The federal banking agencies have proposed a rule that would require each financial institution and creditor to develop and implement an identity theft prevention program that includes policies and procedures for detecting, preventing and mitigating identity theft in connection with account opening and existing accounts.
The proposed regulations include guidelines listing patterns, practices and specific forms of activity that should raise a "red flag" signaling a possible risk of identity theft. Under proposed regulations, an identity theft prevention program established by a financial institution or creditor would have to include policies and procedures for detecting any "red flag" relevant to its own operations and implementing a mitigation strategy appropriate for the level of risk, according to a release from the agencies.
The proposed rule would implement sections 114 and 315 of the Fair and Accurate Credit Transactions Act of 2003 (FACT Act). Regulators also would require credit and debit card issuers to develop policies and procedures to assess the validity of a request for a change of address followed closely by a request for additional or replacement card.
The proposal lists 31 red flags in connection with an account application or an existing account, including:
As of press time, only two comments had been submitted to the FDIC in response to the proposal. Jim Franks, EVP at $69 million-asset Bank of Prescott (Prescott, Ariz.), entered his "strong objection" to the proposed rule. "Our bank is not a law enforcement agency. Identity theft can occur through no fault of a person, or it can be completely that person's fault because of gross negligence or incompetence. Either way, it is not the fault of our bank.
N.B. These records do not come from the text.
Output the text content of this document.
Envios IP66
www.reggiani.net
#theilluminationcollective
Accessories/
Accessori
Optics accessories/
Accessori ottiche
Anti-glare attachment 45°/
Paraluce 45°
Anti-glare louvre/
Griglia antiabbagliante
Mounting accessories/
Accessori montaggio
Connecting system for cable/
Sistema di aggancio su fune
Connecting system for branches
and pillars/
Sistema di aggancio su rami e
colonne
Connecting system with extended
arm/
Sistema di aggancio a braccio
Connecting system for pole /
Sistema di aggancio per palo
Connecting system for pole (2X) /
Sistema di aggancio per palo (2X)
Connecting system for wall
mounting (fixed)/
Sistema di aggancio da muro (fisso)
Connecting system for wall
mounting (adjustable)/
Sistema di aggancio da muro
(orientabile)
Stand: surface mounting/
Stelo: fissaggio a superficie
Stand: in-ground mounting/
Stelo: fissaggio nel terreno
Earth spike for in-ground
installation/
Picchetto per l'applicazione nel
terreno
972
Therefore, it begs the question as to why my bank should foot the bill and have to implement procedures to detect such things," Franks said in his comment letter, written on July 18.
"It is definitely apparent that identity theft is a growing problem," writes Tim Cooper, EVP, Spearman, Tex.-based First State Bank ($75 million), in his comment letter. "However, banks should not be placed in the position of policing this problem and definitely not be regulated to do so."
Banking advocates find fault with the documentation involved in the proposed rules. "Our concern is primarily the compliance burden," says Nessa Feddis, senior federal council at the American Bankers Association (Washington). The proposal listed numerous potential red flags, some of which aren't appropriate or effective for some institutions, Feddis says.
There should be a lot of flexibility in developing and crafting an identity theft prevention program. It shouldn't be one size fits all, Feddis says. The ABA plans to submit comments on the proposals urging the agencies to consider less rigid requirements.
"It's always hard requesting formal plans from financial institutions because things vary so much from institution to institution," says Ariana-Michele Moore, senior analyst in Celent's (Boston) banking group. Moore also expressed concerns about the effect the proposed rules could have on customers' access to credit. The rules could possibly delay the approval process, she says.
The proposal, released on July 18, has been reviewed and approved by the federal banking agencies, including the Federal Reserve, the Federal Deposit Insurance Corp., the Office of the Comptroller of the Currency, the Office of Thrift Supervision, and the National Credit Union Association, and the Federal Trade Commission.
Comments on the proposal are due by Sept. 18.